Профессор Киреев подрагивал ногой, а папа покачивался с носка на каблук, и сразу же мне показалось, что их усы наклеенные, а седина искусственная, такое мальчишеское выражение было на их лицах. Они вполголоса болтали, похохатывая и поглядывая друг на друга с дружелюбием старых собутыльников.
Знал бы я, что вижу отца в последний раз и что менее чем через три недели он уже будет лежать на Дорогомиловском кладбище...
Отец подошел ко мне, потрогал мой лоб, взял за нос, покачал его и, слегка улыбнувшись, сказал:
Покажи язык. Я показал.
Кушать хочешь?
Хочу.
— Ну-ну. Хоти.
Посмотри ему горло, — сказал профессор Киреев.
Посмотри лучше ты, — покачал головой отец. И добавил: — Я у своих хуже вижу.
И это было правда. Отец никогда нас не лечил, всегда приглашал друзей, а они его — к своим близким. Волнуются, что ли?
Потом отец взял Киреева под руку, и они стали прохаживаться по палате, а высокая, молодая и краснощекая медсестра начала перед ними вертеться, делая вид, что поправляет на мне одеяло. Ее звали Оля, и это овальное имечко очень к ней шло, как и белый халатик, перехваченный в талии. Как вы понимаете, я уже почти успел в нее влюбиться и не скрывал, что ее присутствие мне приятно.
Отец еще немного поговорил с Киреевым и ушел. Как оказалось, навсегда.
А через день пришла мама. Папа, сказала она, заболел.

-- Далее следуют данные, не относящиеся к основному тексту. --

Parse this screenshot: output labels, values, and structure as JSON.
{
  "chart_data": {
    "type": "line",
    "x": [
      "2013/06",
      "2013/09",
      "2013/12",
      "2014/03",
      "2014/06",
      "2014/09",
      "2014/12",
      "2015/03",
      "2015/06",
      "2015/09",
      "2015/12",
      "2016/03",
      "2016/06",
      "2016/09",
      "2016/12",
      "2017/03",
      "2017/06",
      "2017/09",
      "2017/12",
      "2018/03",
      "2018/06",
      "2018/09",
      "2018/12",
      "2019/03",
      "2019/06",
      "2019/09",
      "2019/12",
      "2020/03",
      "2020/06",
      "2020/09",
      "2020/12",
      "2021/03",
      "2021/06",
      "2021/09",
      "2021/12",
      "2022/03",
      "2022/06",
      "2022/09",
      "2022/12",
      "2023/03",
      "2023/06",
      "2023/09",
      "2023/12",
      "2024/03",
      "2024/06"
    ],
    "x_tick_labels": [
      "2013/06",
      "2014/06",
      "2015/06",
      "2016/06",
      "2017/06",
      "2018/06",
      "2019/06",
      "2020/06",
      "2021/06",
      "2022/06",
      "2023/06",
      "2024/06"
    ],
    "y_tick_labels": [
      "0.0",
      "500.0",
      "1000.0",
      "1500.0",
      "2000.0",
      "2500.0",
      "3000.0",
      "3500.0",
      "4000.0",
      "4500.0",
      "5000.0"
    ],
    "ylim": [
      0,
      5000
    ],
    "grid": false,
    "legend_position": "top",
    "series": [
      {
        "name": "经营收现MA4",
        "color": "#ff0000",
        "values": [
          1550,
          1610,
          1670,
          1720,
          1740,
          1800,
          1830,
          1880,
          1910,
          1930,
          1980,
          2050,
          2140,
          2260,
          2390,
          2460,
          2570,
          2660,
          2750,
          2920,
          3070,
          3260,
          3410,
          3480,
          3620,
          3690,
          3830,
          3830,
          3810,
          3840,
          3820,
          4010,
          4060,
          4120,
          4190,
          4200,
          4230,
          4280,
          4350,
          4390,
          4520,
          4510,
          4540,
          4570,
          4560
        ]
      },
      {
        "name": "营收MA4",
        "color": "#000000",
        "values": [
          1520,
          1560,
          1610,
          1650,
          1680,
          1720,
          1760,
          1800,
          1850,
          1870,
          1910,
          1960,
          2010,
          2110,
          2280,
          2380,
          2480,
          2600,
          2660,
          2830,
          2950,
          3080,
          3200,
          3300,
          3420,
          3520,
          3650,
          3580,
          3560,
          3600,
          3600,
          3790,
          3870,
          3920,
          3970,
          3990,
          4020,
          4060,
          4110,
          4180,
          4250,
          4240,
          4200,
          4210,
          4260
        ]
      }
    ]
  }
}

И далее мне о нем начали говорить неопределенно, да и я скоро стал не в состоянии все воспринимать. Но это потом. А поначалу меня перевели в палату, где лежало человек десять взрослых — в то лето была эпидемия скарлатины, и большинство из них уже выздоравливало. А я почему-то слабел день ото дня.
Взрослые любили подсаживаться ко мне. Я рисовал их портреты, и они с радостным удивлением глядели, как под моим карандашом появляются их лица.